Sentence embeddings work well for broad semantic search, but ICD coding is not broad semantic search. The model must map short clinical mentions to a controlled vocabulary where neighboring codes often differ by a qualifier: anatomical site, laterality, severity, encounter type, or etiology.
The paper asks whether high-quality synthetic supervision can close that gap for Spanish clinical coding. We use a frontier LLM to generate multilingual examples grounded in the ICD-10 hierarchy, fine-tune a Spanish biomedical bi-encoder, then train a cross-encoder reranker on listwise groups with clinically plausible hard negatives.
The retriever uses a standard but carefully aligned two-stage architecture. Stage 1 encodes each query and CIE-10 description independently and ranks by cosine similarity. Stage 2 jointly reads each query-code pair and reorders the top candidates with a listwise objective.
The training data was not treated as raw synthetic output. We curated the generated examples through rule-based validation, semantic deduplication, language consistency checks, and manual spot inspection before using them to build the bi-encoder and reranking classifiers. That curation step is central to the paper: the goal is not simply to make more data, but to create examples and hard negatives that reflect the clinical distinctions encoded in ICD-10/CIE-10.
| Strategy | Role in the study |
|---|---|
| TietAI Cross-Encoder | Reranks the bi-encoder shortlist and optimizes exact-code ordering. |
| TietAI Bi-Encoder | Spanish biomedical dense retrieval backbone fine-tuned on synthetic supervision. |
| BM25 (Postgres FTS) | Lexical full-text baseline over CIE-10-ES descriptions. |
| ST MiniLM-L6-v2 | General-purpose public sentence-transformer baseline. |
| ST BioBERT | English biomedical sentence-transformer baseline. |
| ST MPNet-v2 | Larger 768-dimensional general sentence-transformer baseline. |
On CodiESP v4, the TietAI cross-encoder reaches F1 = 0.709 and MAP@10 = 0.747 at exact-code resolution.
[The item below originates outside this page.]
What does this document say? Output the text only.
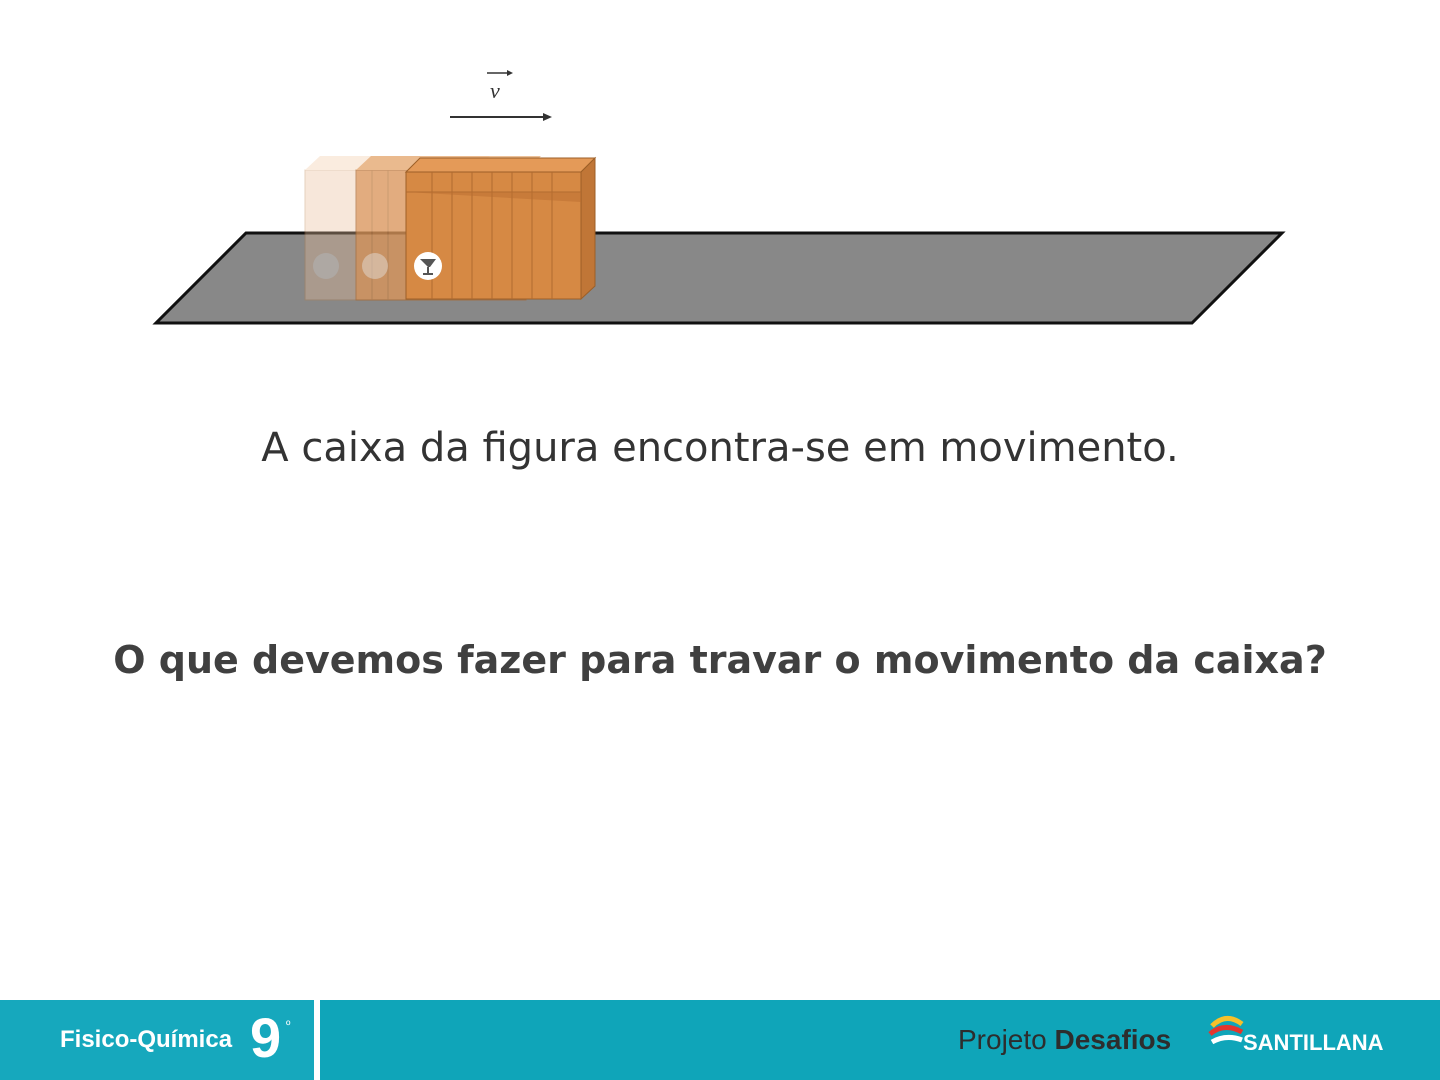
v
A caixa da figura encontra-se em movimento.
O que devemos fazer para travar o movimento da caixa?
Fisico-Química 9 º	Projeto Desafios	SANTILLANA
On DISTEMIST, it reaches F1 = 0.776 and MAP@10 = 0.812. The updated paper treats MAP@10 as the ranking metric and F1 as the top-1 decision metric.
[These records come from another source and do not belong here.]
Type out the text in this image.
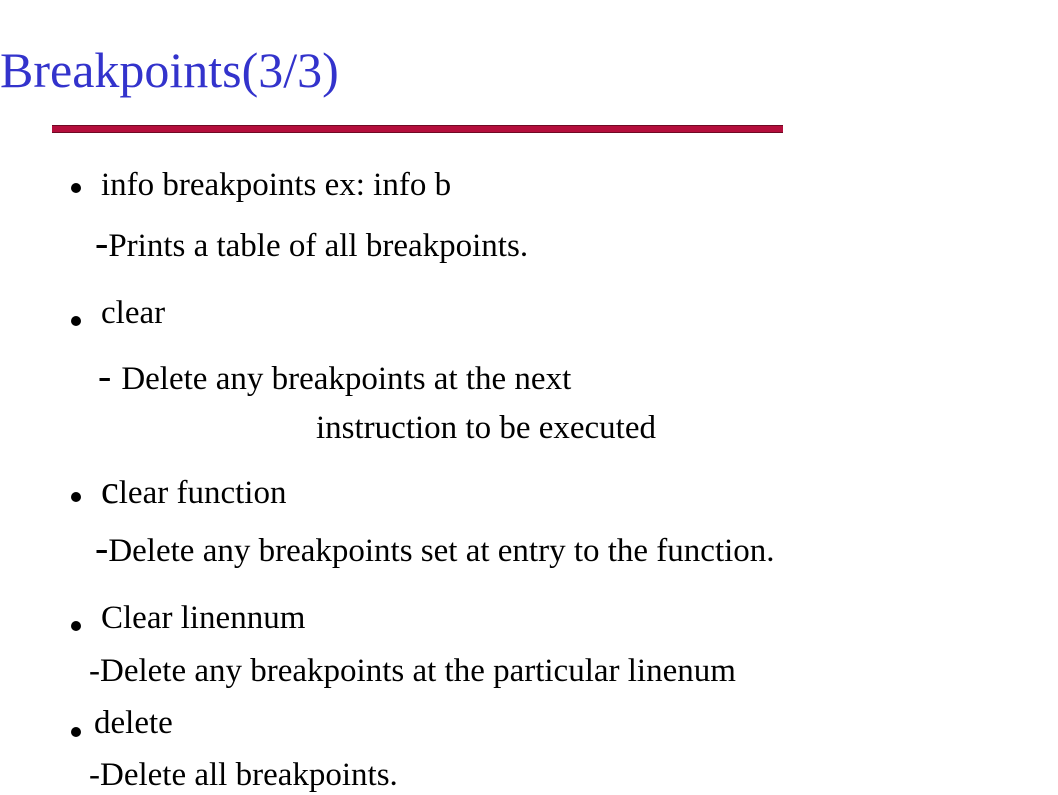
Breakpoints(3/3)
info breakpoints ex: info b
-Prints a table of all breakpoints.
clear
- Delete any breakpoints at the next
instruction to be executed
clear function
-Delete any breakpoints set at entry to the function.
Clear linennum
-Delete any breakpoints at the particular linenum
delete
-Delete all breakpoints.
| Model | F1 exact | F1 category | MAP@10 exact | MAP@10 category |
|---|---|---|---|---|
| TietAI Cross-Encoder | 0.709 | 0.823 | 0.747 | 0.851 |
| TietAI Bi-Encoder | 0.359 | 0.617 | 0.461 | 0.694 |
| BM25 (Postgres FTS) | 0.239 | 0.376 | 0.322 | 0.471 |
| ST MiniLM-L6-v2 | 0.225 | 0.371 | 0.287 | 0.426 |
| ST BioBERT | 0.193 | 0.314 | 0.252 | 0.373 |
| ST MPNet-v2 | 0.161 | 0.317 | 0.226 | 0.376 |
| Model | Precision | Recall | F1 |
|---|---|---|---|
| TietAI Cross-Encoder | 0.709 | 0.709 | 0.709 |
| TietAI Bi-Encoder | 0.359 | 0.359 | 0.359 |
| BM25 (Postgres FTS) | 0.254 | 0.227 | 0.239 |
| ST MiniLM-L6-v2 | 0.225 | 0.225 | 0.225 |
| ST BioBERT | 0.193 | 0.193 | 0.193 |
| ST MPNet-v2 | 0.161 | 0.161 | 0.161 |
| Model | F1 exact | F1 category | MAP@10 exact | MAP@10 category |
|---|---|---|---|---|
| TietAI Cross-Encoder | 0.776 | 0.818 | 0.812 | 0.846 |
| TietAI Bi-Encoder | 0.603 | 0.690 | 0.682 | 0.747 |
| BM25 (Postgres FTS) | 0.431 | 0.470 | 0.504 | 0.537 |
The public-baseline ordering is the important negative result. BioBERT-ST has biomedical pretraining, but it is English-centric. MPNet-v2 has larger embeddings, but it still trails MiniLM-L6-v2. Neither scale nor generic domain pretraining solves Spanish clinical-code retrieval by itself.
ICD retrieval requires models to separate sibling concepts that are semantically close but operationally different. The bi-encoder captures chapter-level topic information well, but exact-code ranking needs a reranker trained on hard negatives drawn from neighboring CIE-10 codes.